Dopuszcza się w niej ograniczenie między innymi ilości odpadów zielonych, zużytych opon, odpadów wielkogabarytowych oraz odpadów budowlanych.
I tu można znaleźć dwa ogłoszenia. Jedno 10 maja 2019 roku, gdzie Gmina Nadarzyn powołuje się się na Uchwałę Nr XXI.273.2016 Rady Gminy Nadarzyn z dnia 31.8.2016 r. w sprawie sposobu i zakresu świadczenia usług w zakresie odbierania odpadów komunalnych od właścicieli nieruchomości zamieszkałych przez mieszkańców gminy i zagospodarowania tych odpadów, w której w pkt. 6 można było przeczytać, że:
Odpady zielone zgromadzone przez mieszkańców w workach foliowych, w okresie od 1 maja do 30 listopada (w sezonie wegetacyjnym) będą odbierane bezpośrednio z posesji, jednak nie częściej niż 2 razy w miesiącu, bez względu na zebraną ilość odpadów roślinnych.

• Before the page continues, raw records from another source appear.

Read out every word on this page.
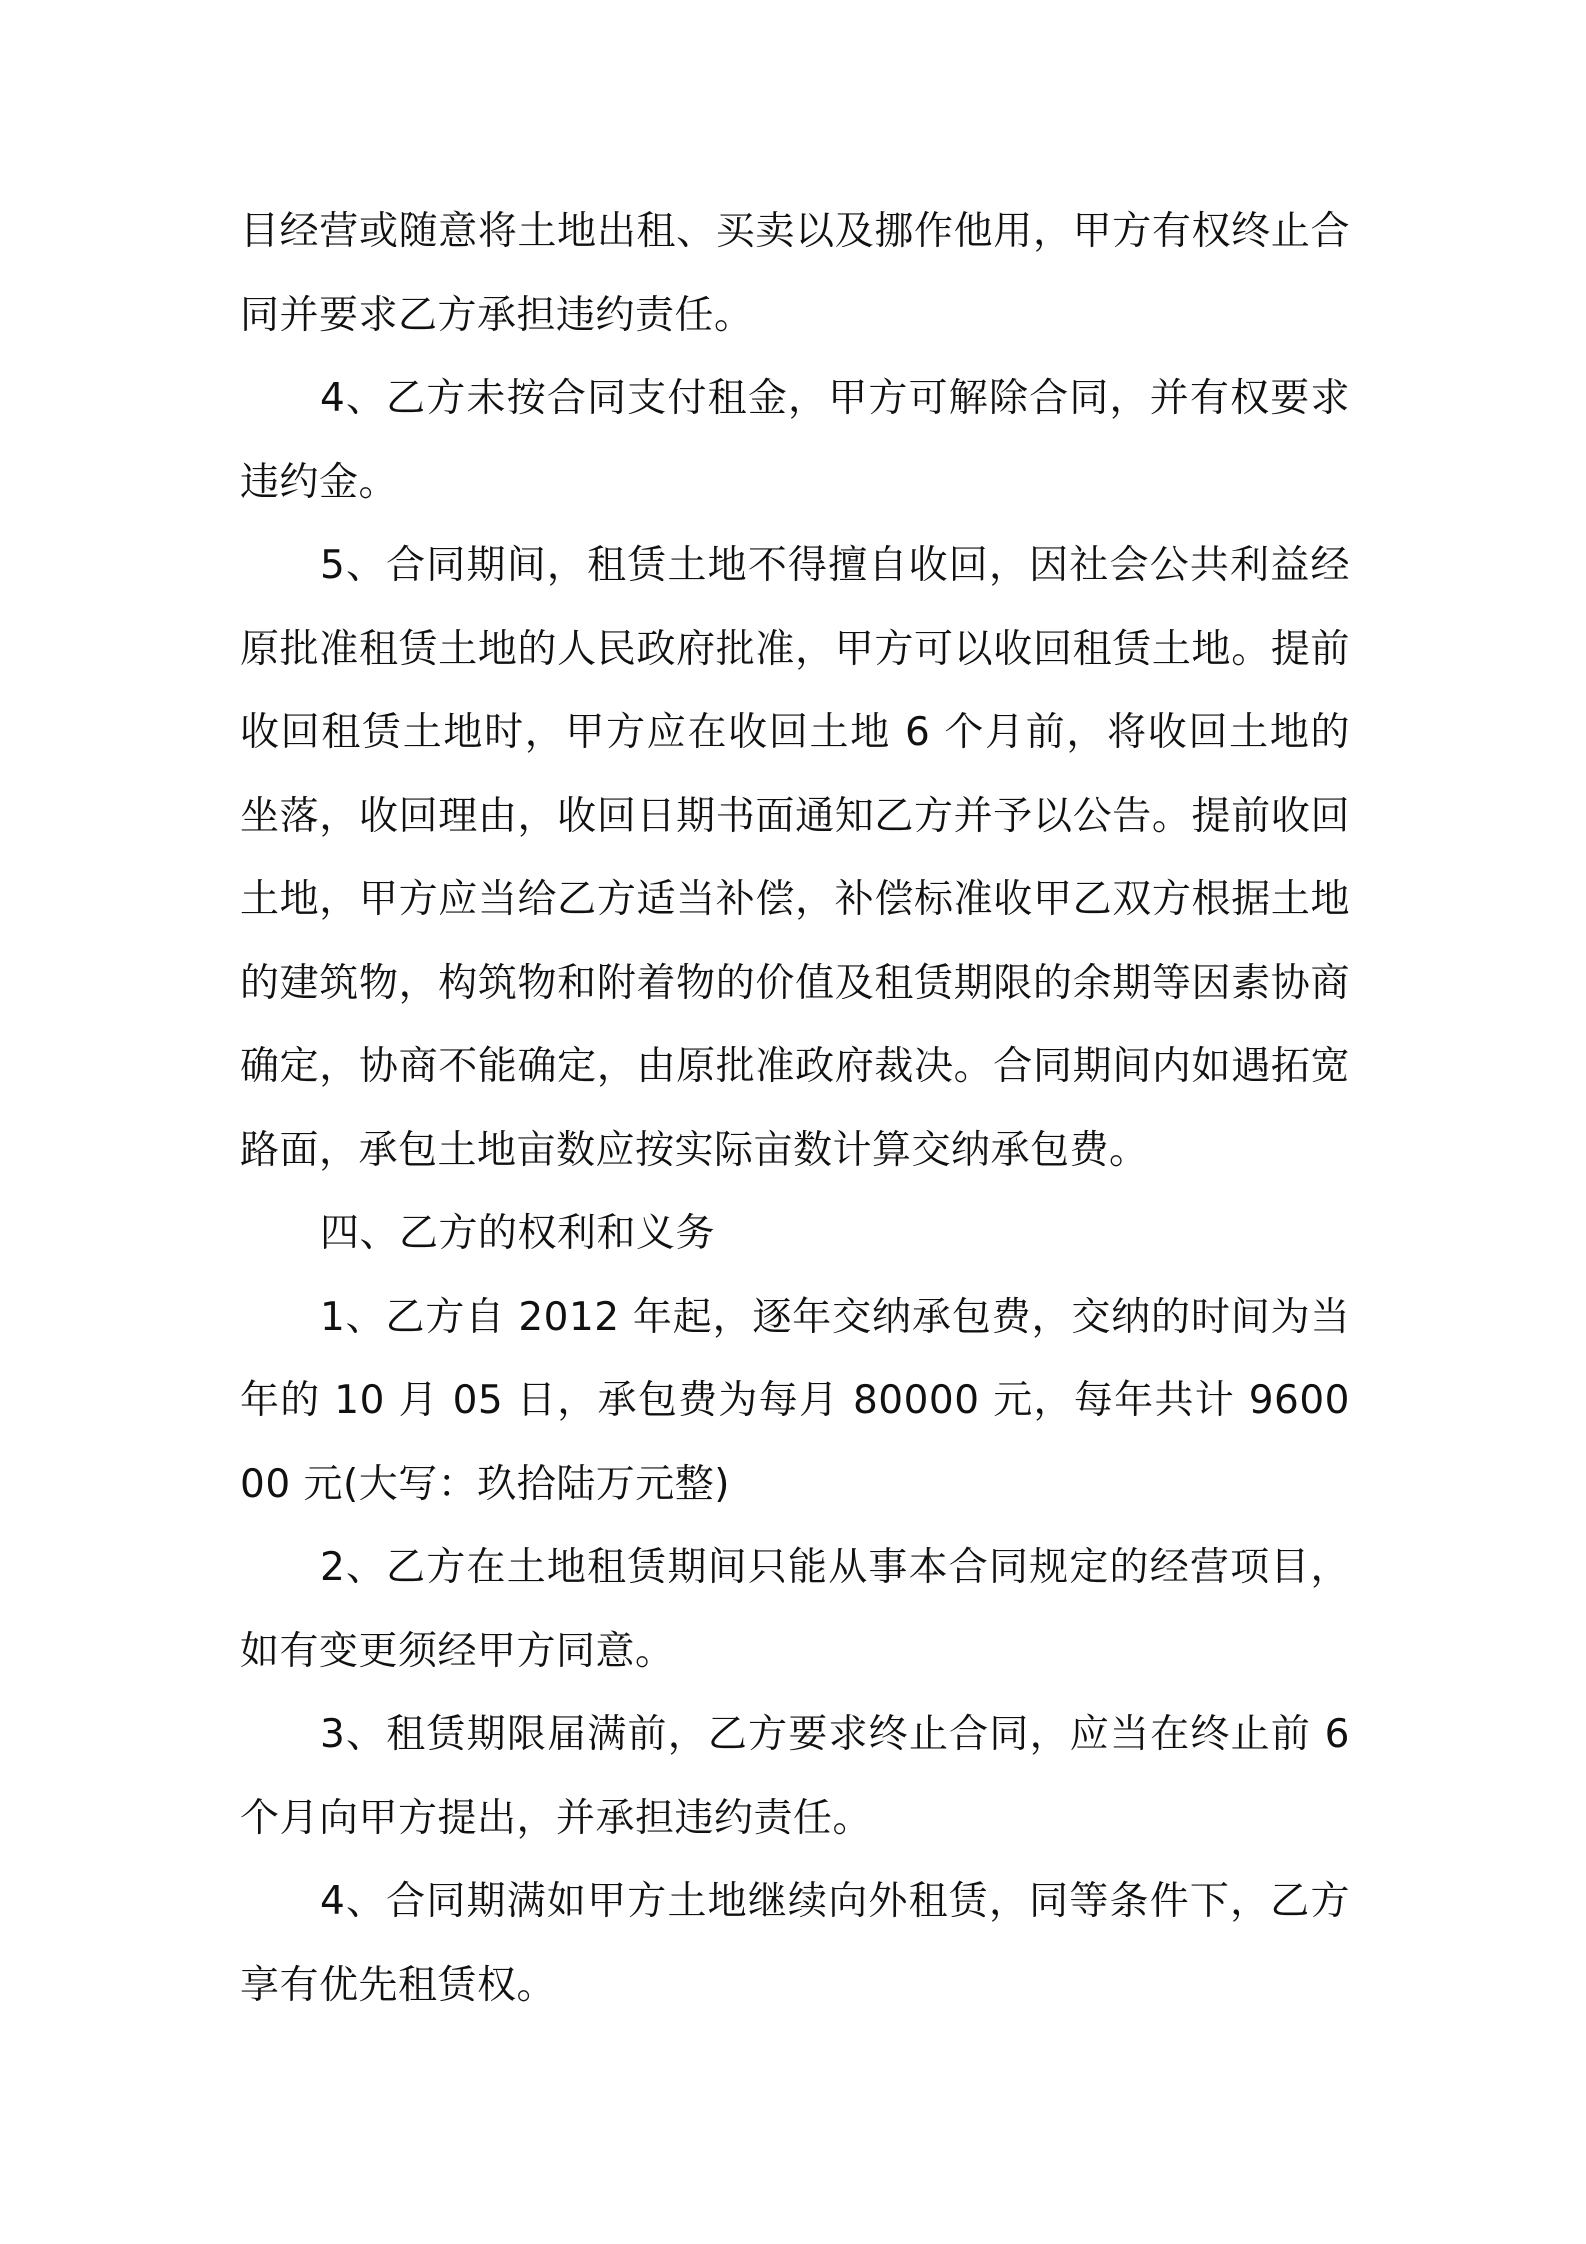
目经营或随意将土地出租、买卖以及挪作他用，甲方有权终止合同并要求乙方承担违约责任。

4、乙方未按合同支付租金，甲方可解除合同，并有权要求违约金。

5、合同期间，租赁土地不得擅自收回，因社会公共利益经原批准租赁土地的人民政府批准，甲方可以收回租赁土地。提前收回租赁土地时，甲方应在收回土地 6 个月前，将收回土地的坐落，收回理由，收回日期书面通知乙方并予以公告。提前收回土地，甲方应当给乙方适当补偿，补偿标准收甲乙双方根据土地的建筑物，构筑物和附着物的价值及租赁期限的余期等因素协商确定，协商不能确定，由原批准政府裁决。合同期间内如遇拓宽路面，承包土地亩数应按实际亩数计算交纳承包费。

四、乙方的权利和义务

1、乙方自 2012 年起，逐年交纳承包费，交纳的时间为当年的 10 月 05 日，承包费为每月 80000 元，每年共计 960000 元(大写：玖拾陆万元整)

2、乙方在土地租赁期间只能从事本合同规定的经营项目，如有变更须经甲方同意。

3、租赁期限届满前，乙方要求终止合同，应当在终止前 6 个月向甲方提出，并承担违约责任。

4、合同期满如甲方土地继续向外租赁，同等条件下，乙方享有优先租赁权。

i z 31 maja 2019 roku, gdzie nie ma już powołania się na tę uchwałę. W tym czasie nie widać też, aby Rada Gminy ją w jakikolwiek sposób zmieniła, więc tak naprawdę zastanawiamy się na jakiej podstawie, ograniczenia zostały wprowadzone?
Ogłoszenie z 10 maja
Ogłoszenie z 31 maja
Mamy nadzieję, że wójt wypowie się w tej sprawie i wskaże uchwałę RG, lub przepisy, które takie ograniczenia dopuściły. Chętnie ją zamieścimy.